Pakistan borrows $5.115 billion in 5 months as foreign loans

The loans taken in 5 months are up by 14% against last year, Ministry of Economic Affairs

In the first five months of the current fiscal year (July to November) Pakistan has borrowed $5.115 billion in foreign loans which were up nearly 14 percent against the previous year, the Ministry of Economic Affairs has said in its weekly foreign economic assistance (FEA) report.

On the other hand in November alone Pakistan received $842 million from abroad during the current financial year which is six percent more than the $794 million received in the same month last year.

In the first five months of the financial year 2022-23 the total amount coming from abroad was $5.115 billion which is only 22.4 percent of the budget estimates. Similarly in the first five months of 2021-22, $4.5 billion was received from abroad which was 37 percent of the annual budget estimate.

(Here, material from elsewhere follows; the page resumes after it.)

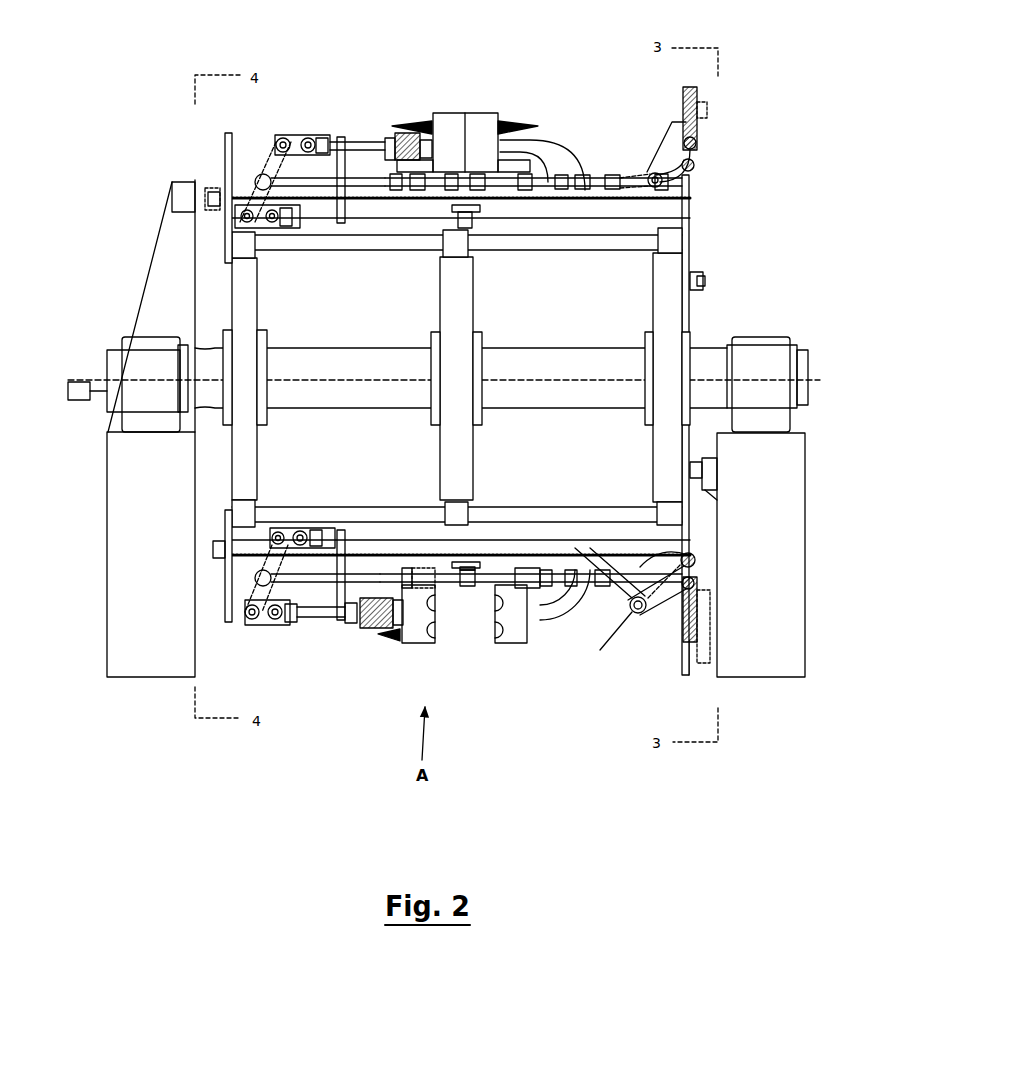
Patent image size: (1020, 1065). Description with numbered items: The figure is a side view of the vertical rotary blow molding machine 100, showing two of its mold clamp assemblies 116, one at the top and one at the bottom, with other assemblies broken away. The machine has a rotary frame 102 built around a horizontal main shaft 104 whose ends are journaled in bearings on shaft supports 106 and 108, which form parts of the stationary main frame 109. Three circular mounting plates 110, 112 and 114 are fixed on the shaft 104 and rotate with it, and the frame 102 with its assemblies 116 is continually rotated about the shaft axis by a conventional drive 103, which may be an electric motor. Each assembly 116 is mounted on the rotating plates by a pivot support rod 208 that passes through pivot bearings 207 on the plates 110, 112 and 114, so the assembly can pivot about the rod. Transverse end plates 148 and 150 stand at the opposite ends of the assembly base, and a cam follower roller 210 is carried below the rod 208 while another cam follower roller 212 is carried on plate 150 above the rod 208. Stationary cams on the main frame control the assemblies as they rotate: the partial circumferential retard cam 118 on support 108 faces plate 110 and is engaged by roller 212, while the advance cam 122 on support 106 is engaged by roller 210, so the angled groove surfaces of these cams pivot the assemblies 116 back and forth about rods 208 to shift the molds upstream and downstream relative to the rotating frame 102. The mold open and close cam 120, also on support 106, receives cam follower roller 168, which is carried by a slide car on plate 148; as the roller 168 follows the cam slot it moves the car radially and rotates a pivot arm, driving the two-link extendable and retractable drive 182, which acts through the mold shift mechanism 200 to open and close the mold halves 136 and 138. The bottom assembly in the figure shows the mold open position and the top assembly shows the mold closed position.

The Ministry of Economic Affairs finally released the report for the financial year 2021-22, according to which $ 16.975 billion was received in the form of foreign economic assistance.

The ministry’s report on foreign remittances included expensive foreign loans from overseas Pakistanis in the Naya Pakistan certificate which was only $139 million in five months. Unlike last year there were three main sources of money coming from abroad this year, $4.172 billion from multilateral lenders, $602 million from bilateral lenders and $200 million from commercial banks.

The fourth source was foreign bonds which have now declined as poor credit ratings led to external account challenges and resulted in foreign exchange reserves falling to an all-time low. The government had set a target of $2 billion for international bonds for the current financial year but no fund increased in five months.

This has shown that Pakistan was heavily dependent on foreign debt to save on the growing current account deficit and falling foreign exchange reserves.

These figures show how much Pakistan’s foreign debt has been increasing due to government’s reliance on short-term expensive commercial loans.